Don’t commit to work out seven days a week when you know that two days is more practical. Start with something so simple that you won’t be able to refuse it. Rejoice in your minor victories. Even a 20-minute stroll around the block will help you clear your head.

• Make Self-care A Priority

Women with ADHD tend to become people pleasers and prioritizing the needs of others. Take care of yourself so you can be a better person for those around you. Even small workouts can help new moms maintain their emotional sanity. When at all feasible, make yourself a priority.

• Find A Fun Business For You

The best workout is the activity that helps you feel most vigorous and happy about your body. Let the pressure go because it is ideal for weight loss, etc. It is a workout of a particular kind. If you have ADHD, you know it doesn’t work to try harder or force us to do something. If you detest Bhangra dancing and prefer it, do it!

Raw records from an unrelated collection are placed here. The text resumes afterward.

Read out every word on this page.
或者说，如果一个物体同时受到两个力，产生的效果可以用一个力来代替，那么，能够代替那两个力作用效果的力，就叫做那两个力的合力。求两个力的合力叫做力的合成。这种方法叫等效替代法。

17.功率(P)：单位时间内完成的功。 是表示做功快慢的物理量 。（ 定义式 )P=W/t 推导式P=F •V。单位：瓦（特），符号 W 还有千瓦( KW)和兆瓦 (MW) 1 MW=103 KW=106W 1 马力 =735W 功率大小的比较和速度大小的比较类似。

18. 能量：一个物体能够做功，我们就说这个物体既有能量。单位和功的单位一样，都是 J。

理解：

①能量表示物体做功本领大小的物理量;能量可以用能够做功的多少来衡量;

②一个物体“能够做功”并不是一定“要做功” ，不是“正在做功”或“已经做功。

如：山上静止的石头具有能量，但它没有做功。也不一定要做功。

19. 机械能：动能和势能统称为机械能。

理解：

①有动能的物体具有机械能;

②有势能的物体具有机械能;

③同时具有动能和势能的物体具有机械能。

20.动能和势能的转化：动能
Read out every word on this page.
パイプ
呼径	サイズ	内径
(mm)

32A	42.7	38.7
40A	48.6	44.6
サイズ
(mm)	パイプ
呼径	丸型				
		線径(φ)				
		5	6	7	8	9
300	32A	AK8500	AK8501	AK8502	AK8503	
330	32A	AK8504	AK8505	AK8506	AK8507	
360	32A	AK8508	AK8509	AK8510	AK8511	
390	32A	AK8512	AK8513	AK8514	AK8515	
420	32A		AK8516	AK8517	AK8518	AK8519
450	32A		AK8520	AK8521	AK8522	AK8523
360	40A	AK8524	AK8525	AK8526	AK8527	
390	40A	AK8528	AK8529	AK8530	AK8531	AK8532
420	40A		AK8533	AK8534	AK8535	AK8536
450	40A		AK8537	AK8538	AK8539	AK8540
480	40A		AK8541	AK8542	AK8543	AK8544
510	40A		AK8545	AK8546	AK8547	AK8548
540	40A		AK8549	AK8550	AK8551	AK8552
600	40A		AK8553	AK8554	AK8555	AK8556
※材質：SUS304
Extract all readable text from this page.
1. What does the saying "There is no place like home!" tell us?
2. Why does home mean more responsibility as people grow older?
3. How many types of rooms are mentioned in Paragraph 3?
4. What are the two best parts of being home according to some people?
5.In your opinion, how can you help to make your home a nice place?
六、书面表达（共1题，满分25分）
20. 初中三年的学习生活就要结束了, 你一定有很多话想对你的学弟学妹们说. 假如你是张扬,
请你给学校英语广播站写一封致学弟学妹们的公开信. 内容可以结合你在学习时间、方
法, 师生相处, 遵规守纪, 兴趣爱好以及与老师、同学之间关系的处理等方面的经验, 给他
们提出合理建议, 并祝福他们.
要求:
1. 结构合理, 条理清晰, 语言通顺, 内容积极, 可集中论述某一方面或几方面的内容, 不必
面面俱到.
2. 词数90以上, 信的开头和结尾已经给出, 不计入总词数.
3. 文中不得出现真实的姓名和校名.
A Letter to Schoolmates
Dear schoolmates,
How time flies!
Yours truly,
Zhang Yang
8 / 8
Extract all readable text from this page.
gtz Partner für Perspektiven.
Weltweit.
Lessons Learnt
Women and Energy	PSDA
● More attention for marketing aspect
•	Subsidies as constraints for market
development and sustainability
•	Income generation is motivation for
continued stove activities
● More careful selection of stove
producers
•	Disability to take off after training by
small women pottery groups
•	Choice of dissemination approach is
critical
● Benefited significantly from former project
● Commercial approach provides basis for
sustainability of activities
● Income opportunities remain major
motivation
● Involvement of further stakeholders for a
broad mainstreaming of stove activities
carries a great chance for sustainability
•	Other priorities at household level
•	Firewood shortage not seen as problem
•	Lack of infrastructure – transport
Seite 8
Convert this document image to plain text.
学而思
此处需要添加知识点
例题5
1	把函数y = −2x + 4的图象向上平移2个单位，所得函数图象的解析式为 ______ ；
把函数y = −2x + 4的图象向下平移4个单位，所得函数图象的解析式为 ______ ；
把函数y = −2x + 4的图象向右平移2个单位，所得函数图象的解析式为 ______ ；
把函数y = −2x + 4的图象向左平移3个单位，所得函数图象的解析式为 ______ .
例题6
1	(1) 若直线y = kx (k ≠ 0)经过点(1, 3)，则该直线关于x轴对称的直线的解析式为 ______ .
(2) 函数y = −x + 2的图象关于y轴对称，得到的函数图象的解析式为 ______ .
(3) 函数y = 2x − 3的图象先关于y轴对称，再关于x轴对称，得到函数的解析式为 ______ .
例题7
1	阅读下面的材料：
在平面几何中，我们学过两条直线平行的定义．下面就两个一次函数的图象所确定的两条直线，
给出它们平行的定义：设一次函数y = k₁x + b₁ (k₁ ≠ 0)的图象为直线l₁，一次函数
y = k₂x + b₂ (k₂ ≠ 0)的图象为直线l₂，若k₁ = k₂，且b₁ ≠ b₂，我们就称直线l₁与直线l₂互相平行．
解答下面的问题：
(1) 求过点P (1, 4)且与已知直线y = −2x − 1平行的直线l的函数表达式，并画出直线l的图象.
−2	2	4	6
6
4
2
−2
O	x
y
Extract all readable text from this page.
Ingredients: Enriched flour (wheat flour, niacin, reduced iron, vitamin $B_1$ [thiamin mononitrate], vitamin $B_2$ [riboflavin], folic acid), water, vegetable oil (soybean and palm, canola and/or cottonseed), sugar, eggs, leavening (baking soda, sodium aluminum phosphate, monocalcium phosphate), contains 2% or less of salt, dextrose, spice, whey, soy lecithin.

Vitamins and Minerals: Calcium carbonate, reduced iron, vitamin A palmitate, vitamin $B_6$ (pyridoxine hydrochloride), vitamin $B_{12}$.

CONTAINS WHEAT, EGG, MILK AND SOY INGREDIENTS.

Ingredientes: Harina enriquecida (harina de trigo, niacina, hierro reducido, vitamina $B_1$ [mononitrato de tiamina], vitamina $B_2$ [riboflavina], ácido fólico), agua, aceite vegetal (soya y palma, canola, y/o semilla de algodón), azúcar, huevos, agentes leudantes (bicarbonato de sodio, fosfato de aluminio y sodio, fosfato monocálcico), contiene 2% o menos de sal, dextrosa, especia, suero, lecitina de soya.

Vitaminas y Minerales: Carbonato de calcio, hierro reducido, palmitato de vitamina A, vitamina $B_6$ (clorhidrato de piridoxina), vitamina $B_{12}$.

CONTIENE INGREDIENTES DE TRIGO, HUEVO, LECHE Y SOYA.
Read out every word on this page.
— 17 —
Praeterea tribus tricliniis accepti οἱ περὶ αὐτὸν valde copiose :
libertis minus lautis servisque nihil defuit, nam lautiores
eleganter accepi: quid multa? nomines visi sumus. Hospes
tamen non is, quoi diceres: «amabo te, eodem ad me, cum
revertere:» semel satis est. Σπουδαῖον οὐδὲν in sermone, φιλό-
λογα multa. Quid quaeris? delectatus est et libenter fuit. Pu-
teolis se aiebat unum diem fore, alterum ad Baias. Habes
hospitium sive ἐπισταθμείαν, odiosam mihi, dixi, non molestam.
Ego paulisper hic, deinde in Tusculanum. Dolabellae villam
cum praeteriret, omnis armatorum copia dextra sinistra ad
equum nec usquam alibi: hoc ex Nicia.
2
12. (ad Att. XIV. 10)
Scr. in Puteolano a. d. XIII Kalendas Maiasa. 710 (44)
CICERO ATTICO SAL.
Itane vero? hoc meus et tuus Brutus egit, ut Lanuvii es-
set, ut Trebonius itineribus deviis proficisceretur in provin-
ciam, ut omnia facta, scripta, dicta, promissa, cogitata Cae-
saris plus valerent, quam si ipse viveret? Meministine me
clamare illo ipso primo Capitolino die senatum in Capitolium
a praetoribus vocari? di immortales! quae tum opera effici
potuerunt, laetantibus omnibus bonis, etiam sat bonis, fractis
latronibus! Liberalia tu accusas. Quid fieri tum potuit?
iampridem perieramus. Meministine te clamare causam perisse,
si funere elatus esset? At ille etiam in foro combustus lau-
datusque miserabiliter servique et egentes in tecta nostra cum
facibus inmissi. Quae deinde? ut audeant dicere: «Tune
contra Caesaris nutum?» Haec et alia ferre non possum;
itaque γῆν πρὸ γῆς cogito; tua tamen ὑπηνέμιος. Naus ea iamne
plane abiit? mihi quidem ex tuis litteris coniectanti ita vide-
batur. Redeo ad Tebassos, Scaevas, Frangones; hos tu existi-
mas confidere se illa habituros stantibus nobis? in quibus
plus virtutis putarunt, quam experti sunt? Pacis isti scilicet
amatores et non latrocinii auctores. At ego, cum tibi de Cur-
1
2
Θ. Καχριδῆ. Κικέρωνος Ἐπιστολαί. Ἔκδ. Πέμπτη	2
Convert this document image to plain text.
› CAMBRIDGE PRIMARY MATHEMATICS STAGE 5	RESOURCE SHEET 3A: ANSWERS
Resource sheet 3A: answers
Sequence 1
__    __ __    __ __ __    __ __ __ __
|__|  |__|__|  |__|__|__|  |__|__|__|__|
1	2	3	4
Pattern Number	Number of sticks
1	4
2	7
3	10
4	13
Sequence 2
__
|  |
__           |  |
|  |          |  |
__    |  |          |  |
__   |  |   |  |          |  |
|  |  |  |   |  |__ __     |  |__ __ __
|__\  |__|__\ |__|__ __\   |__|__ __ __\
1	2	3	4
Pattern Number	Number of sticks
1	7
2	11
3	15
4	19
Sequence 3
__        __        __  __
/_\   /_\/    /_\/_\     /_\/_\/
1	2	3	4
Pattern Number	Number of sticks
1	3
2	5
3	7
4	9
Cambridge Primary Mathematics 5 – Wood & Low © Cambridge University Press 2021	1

• Toss Everything Together

Experimenting and attempting new things will satisfy your inherent curiosity and drive to explore. ClassPass is one method to achieve this, as it allows you access to thousands of different group exercise courses in your area, allowing you to avoid committing to a single gym or studio.

• Get Rid of Your Inner Critic

Women with ADHD are notoriously harsh on themselves. You may be thinking to yourself, “I should be able to keep to a regimen,” or “it shouldn’t be this difficult.” Get rid of your inner critic and forgive yourself if you don’t follow through on a commitment. Allow yourself to let go of the all-or-nothing mentality and understand that every bit helps. Maybe it’s parking four blocks away from the office. We can use a pedometer and keeping track of our steps. That might be anything as a graphic representation.

• Make It A Thrilling Experience

Women with ADHD are born adventurers. Turn exercise into an adventure to tap into this strength. Take a trek or walk, bike, or run through a new part of your city. Allow the colors, sights, and noises around you to stimulate your ADHD mind. Hadar Swersky always suggests the best options for us.

• On the Days When You Can’t Do Anything

Drainage may be possible with ADHD. If you only have to relax and unwind for a few days, do it. Listen to your body. You always know the good things for you. You know the best.